LinkedIn Article to be: Why you need to start moving off C/C++ to D, now.
Tobias Müller via Digitalmars-d
digitalmars-d at puremagic.com
Thu Jul 17 12:58:32 PDT 2014
"Paulo Pinto" <pjmlp at progtools.org> wrote:
> On Tuesday, 15 July 2014 at 21:11:24 UTC, John Colvin wrote:
>> I've been wondering about this.
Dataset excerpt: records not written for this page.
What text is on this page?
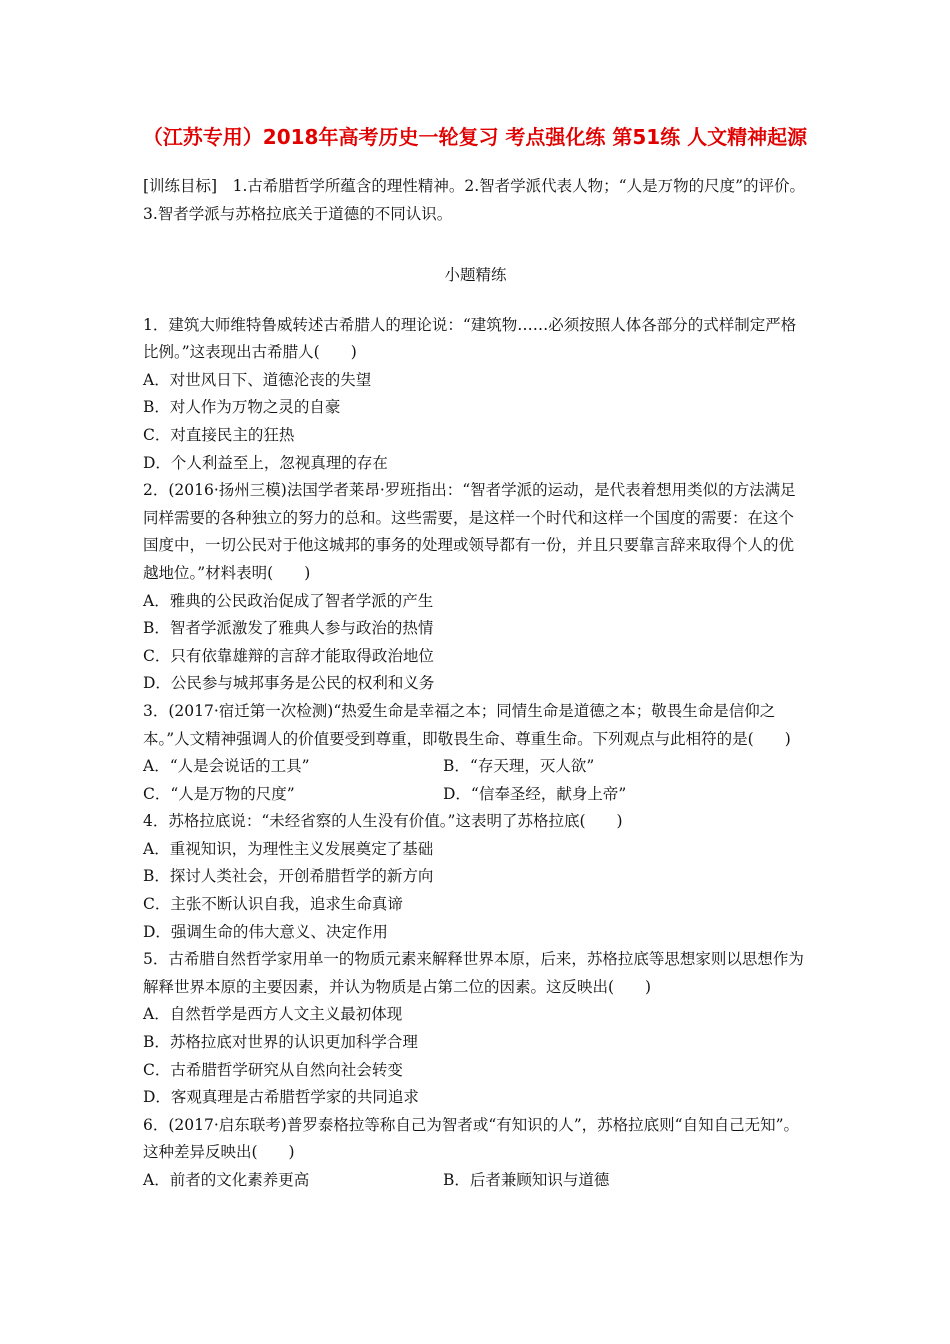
（江苏专用）2018年高考历史一轮复习 考点强化练 第51练 人文精神起源

[训练目标]　1.古希腊哲学所蕴含的理性精神。2.智者学派代表人物；“人是万物的尺度”的评价。3.智者学派与苏格拉底关于道德的不同认识。

小题精练

1．建筑大师维特鲁威转述古希腊人的理论说：“建筑物……必须按照人体各部分的式样制定严格比例。”这表现出古希腊人(　　)

A．对世风日下、道德沦丧的失望

B．对人作为万物之灵的自豪

C．对直接民主的狂热

D．个人利益至上，忽视真理的存在

2．(2016·扬州三模)法国学者莱昂·罗班指出：“智者学派的运动，是代表着想用类似的方法满足同样需要的各种独立的努力的总和。这些需要，是这样一个时代和这样一个国度的需要：在这个国度中，一切公民对于他这城邦的事务的处理或领导都有一份，并且只要靠言辞来取得个人的优越地位。”材料表明(　　)

A．雅典的公民政治促成了智者学派的产生

B．智者学派激发了雅典人参与政治的热情

C．只有依靠雄辩的言辞才能取得政治地位

D．公民参与城邦事务是公民的权利和义务

3．(2017·宿迁第一次检测)“热爱生命是幸福之本；同情生命是道德之本；敬畏生命是信仰之本。”人文精神强调人的价值要受到尊重，即敬畏生命、尊重生命。下列观点与此相符的是(　　)

A．“人是会说话的工具”	B．“存天理，灭人欲”
C．“人是万物的尺度”	D．“信奉圣经，献身上帝”

4．苏格拉底说：“未经省察的人生没有价值。”这表明了苏格拉底(　　)

A．重视知识，为理性主义发展奠定了基础

B．探讨人类社会，开创希腊哲学的新方向

C．主张不断认识自我，追求生命真谛

D．强调生命的伟大意义、决定作用

5．古希腊自然哲学家用单一的物质元素来解释世界本原，后来，苏格拉底等思想家则以思想作为解释世界本原的主要因素，并认为物质是占第二位的因素。这反映出(　　)

A．自然哲学是西方人文主义最初体现

B．苏格拉底对世界的认识更加科学合理

C．古希腊哲学研究从自然向社会转变

D．客观真理是古希腊哲学家的共同追求

6．(2017·启东联考)普罗泰格拉等称自己为智者或“有知识的人”，苏格拉底则“自知自己无知”。这种差异反映出(　　)

A．前者的文化素养更高	B．后者兼顾知识与道德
Could the following argument be > true?
>>
>> Situations where automatic memory management are necessary are,
>> by definition, the situations where one cannot easily reason
>> about where memory freeing can occur.
My experience is completely different:
1. Shared ownership is rarely necessary.
2. Where is is necessary, deallocation often happens at the same (or a few
similar) _code_ location, just the actual _object_ that triggers
deallocation is different at runtime.
>> Therefore, no automatic
>> memory management system can be considered practically
>> predictable, unless you didn't* need it in the first place.
>>
>> *strictly speaking
>
> Which happens all the time in any codebase written by more than one developer.
>
> Developer attrition and third party libraries help to the entropy of memory leak bugs.
>
> Personally, I don't believe anyone is able to reason properly about
> manual memory management, unless they wrote 100% of their code, and don't
> work in more than one codebase.
IMO manual memory management is quite easy. In 99% of all cases ownership
is clear to trivial.
But maybe this is just because I usually write C++ and ownership is crucial
in C++. Maybe it's more difficult if your accustomed to a GC.